Penelitian: Indeks stimulus hijau Indonesia terendah dalam penanganan Covid-19
Vivid Economics, lembaga konsultasi ekonomi strategis asal Inggris, merilis hasil analisis terbaru terkait paket-paket stimulus ekonomi penanganan Covid-19 di 16 negara di dunia.
Dari 16 negara yang dijadikan sampel, Indonesia berada di peringkat paling rendah dalam indeks ‘green stimulus’ atau stimulus hijau kebijakan ekonomi untuk penanganan Covid-19.
Analis Vivid Economics Mateo Salazar mengatakan Indonesia telah menggelontorkan USD27 miliar untuk stimulus fiskal selama masa pandemi Covid-19.
Dari jumlah tersebut, hampir separuh dari stimulus digunakan untuk sektor kesehatan dan perlindungan sosial.
“Pemerintah juga mengumumkan dukungan substansi untuk bisnis, termasuk insentif pajak, pinjaman, dan jaminan yang dalam analisis Vivid menunjukkan bahwa sebagian besar akan diarahkan ke industri yang dapat berdampak ke tata guna lahan,” ujar Salazar dalam keterangan resmi, Rabu.
Dia mengatakan pada negara-negara dengan kebijakan iklim dan keanekaragaman hayati yang tidak memadai, stimulus ini cenderung memperkuat kebijakan yang tinggi emisi dan tidak berkelanjutan.
Sektor-sektor terbesar dalam ekonomi berbagai negara dinilai masih berkontribusi signifikan terhadap emisi gas rumah kaca, polusi udara dan air, serta hilangnya keanekaragaman hayati.
Indonesia uga dinilai tidak memiliki kebijakan konkret untuk memfasilitasi transisi di sektor-sektor tersebut ke jalur yang lebih rendah karbon.
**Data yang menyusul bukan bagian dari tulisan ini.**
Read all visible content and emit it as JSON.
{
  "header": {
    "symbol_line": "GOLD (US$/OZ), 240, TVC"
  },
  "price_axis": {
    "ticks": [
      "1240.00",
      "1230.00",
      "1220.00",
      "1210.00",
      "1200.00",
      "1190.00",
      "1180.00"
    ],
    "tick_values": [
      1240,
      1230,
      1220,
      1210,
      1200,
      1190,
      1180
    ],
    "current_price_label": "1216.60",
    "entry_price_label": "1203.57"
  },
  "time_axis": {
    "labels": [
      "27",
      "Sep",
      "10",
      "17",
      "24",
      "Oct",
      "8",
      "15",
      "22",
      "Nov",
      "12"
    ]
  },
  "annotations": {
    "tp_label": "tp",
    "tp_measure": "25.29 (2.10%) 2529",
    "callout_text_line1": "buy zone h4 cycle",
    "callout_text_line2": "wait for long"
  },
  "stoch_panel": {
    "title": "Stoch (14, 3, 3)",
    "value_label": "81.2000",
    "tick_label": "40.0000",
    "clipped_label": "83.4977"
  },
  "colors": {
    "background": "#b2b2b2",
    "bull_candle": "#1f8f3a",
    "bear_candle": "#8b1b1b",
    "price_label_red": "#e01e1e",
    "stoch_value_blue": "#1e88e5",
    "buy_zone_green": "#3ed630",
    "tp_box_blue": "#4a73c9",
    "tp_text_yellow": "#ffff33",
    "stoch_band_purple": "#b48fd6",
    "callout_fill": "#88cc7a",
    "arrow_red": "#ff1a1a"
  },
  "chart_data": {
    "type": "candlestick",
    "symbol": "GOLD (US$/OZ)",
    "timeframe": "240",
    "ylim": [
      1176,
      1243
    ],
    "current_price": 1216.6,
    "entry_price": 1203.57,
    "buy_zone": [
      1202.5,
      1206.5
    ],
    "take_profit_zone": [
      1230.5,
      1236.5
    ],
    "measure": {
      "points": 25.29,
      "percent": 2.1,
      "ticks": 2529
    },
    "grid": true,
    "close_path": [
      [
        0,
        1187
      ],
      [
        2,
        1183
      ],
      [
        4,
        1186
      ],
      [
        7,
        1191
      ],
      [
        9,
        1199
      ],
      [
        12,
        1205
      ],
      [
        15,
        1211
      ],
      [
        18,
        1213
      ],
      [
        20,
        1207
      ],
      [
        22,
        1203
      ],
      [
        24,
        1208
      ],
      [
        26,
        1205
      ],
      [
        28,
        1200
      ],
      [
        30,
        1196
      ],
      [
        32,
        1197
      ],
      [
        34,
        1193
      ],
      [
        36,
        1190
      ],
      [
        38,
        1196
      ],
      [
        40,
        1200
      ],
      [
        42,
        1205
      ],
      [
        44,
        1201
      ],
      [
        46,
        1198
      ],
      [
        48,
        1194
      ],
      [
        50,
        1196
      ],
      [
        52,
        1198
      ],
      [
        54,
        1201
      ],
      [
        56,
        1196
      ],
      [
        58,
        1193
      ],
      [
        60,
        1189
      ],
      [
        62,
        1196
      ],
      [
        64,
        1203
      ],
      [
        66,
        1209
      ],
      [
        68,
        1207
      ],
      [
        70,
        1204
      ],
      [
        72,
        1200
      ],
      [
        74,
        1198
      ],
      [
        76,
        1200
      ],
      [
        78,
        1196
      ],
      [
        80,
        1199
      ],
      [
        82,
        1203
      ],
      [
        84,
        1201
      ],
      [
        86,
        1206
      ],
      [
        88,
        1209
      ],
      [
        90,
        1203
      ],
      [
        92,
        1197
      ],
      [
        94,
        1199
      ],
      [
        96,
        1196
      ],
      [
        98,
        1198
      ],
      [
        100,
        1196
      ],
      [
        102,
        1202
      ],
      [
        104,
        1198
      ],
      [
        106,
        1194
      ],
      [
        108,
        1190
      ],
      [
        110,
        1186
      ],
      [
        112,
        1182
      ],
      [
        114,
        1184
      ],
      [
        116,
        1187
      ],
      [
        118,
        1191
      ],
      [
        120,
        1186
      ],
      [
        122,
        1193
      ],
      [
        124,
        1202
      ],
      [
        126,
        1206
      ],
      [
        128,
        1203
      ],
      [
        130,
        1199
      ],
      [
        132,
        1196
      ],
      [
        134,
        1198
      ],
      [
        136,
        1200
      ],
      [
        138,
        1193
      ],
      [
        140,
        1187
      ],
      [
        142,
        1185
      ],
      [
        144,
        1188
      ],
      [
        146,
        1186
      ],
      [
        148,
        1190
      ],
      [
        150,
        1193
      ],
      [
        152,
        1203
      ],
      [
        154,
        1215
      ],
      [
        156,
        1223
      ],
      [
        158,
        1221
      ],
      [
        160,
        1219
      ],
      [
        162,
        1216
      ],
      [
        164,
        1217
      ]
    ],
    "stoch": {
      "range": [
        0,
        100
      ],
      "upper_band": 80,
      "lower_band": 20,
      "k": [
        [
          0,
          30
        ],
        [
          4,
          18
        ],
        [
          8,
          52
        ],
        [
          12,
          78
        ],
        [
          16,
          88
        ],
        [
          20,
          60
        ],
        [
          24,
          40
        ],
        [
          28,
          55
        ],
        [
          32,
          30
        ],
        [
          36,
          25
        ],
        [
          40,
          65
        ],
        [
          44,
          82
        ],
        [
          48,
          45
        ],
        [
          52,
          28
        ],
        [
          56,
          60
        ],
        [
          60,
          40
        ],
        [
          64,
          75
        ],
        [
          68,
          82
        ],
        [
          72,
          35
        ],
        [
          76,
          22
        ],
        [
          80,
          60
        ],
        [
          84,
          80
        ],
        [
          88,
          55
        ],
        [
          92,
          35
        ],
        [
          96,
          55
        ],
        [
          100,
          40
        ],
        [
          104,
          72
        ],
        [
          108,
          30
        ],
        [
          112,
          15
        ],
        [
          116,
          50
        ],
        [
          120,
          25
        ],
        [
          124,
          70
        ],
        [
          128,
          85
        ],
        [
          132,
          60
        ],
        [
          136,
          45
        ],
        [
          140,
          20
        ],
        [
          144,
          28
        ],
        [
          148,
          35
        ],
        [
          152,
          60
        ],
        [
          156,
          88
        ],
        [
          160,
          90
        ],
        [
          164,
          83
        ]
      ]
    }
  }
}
“Akibatnya, stimulus ke sektor-sektor tersebut berisiko memperkuat status quo yang secara signifikan condong ke arah cokelat, memperbesar risiko bagi kesejahteraan warga dan lingkungan dalam jangka pendek dan jangka panjang,” tambah Salazar.
Dia mengatakan analisis ini juga menyoroti Indonesia yang baru-baru ini mengesahkan undang-undang Mineral dan Batu Bara (MINERBA) yang dianggap berisiko merusak komitmen sebelumnya untuk mengurangi emisi gas rumah kaca, melestarikan alam, dan memperkuat modal alam.
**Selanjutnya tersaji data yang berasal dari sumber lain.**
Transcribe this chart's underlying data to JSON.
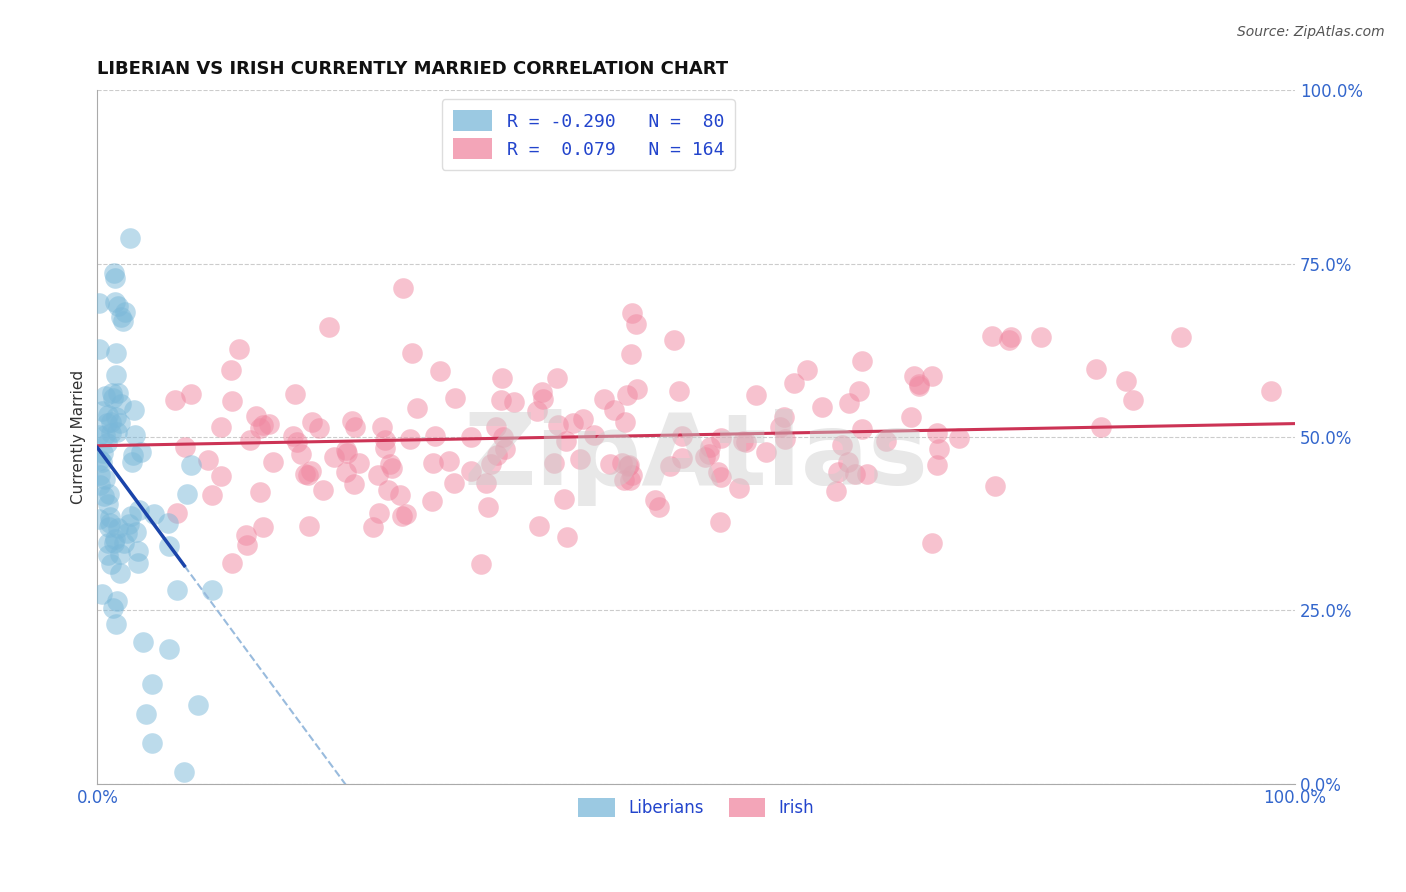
{
  "title": "LIBERIAN VS IRISH CURRENTLY MARRIED CORRELATION CHART",
  "source_text": "Source: ZipAtlas.com",
  "ylabel": "Currently Married",
  "watermark": "ZipAtlas",
  "xlim": [
    0.0,
    1.0
  ],
  "ylim": [
    0.0,
    1.0
  ],
  "ytick_labels": [
    "0.0%",
    "25.0%",
    "50.0%",
    "75.0%",
    "100.0%"
  ],
  "ytick_positions": [
    0.0,
    0.25,
    0.5,
    0.75,
    1.0
  ],
  "liberian_color": "#7ab8d9",
  "irish_color": "#f087a0",
  "liberian_R": -0.29,
  "liberian_N": 80,
  "irish_R": 0.079,
  "irish_N": 164,
  "title_fontsize": 13,
  "axis_label_color": "#333333",
  "tick_label_color": "#3366cc",
  "grid_color": "#cccccc",
  "background_color": "#ffffff",
  "lib_trend_color": "#1a44aa",
  "lib_trend_dash_color": "#99bbdd",
  "irish_trend_color": "#cc3355"
}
“Meskipun undang-undang tersebut tidak menanggapi Covid-19 secara eksplisit, sangat mungkin bahwa undang-undang itu merespons peningkatan tekanan terhadap industri dari permintaan yang runtuh dari Cina dan India,” tambah dia.
Sementara itu, sektor tata guna lahan memiliki skor paling coklat atau menunjukkan indikator negatif terhadap dampak lingkungan.
Analisis ini meliputi lima indikator pengukuran yaitu skor climate action tracker yang dinilai sangat tidak memadai, indikator Yale’s Environmental Performance yang dinilai rendah, indeks OECD Environmental Stringency yang disebut sangat rendah, intensitas emisi sektoral dinilai tinggi, dan EIU Agriculture Sustainability yang juga dinilai rendah.
“Indonesia bersama dengan Brasil, telah menunjukkan kebijakan lingkungan yang secara historis sangat lemah dan rentan konversi lahan yang masif,” kata dia.
Indonesia juga disebut melonggarkan pembatasan izin produsen kayu untuk merangsang kegiatan ekonomi yang diiringi dengan pengesahan undang-undang Minerba dan dilihat sebagai ancaman besar terhadap tata guna lahan yang lebih berkelanjutan.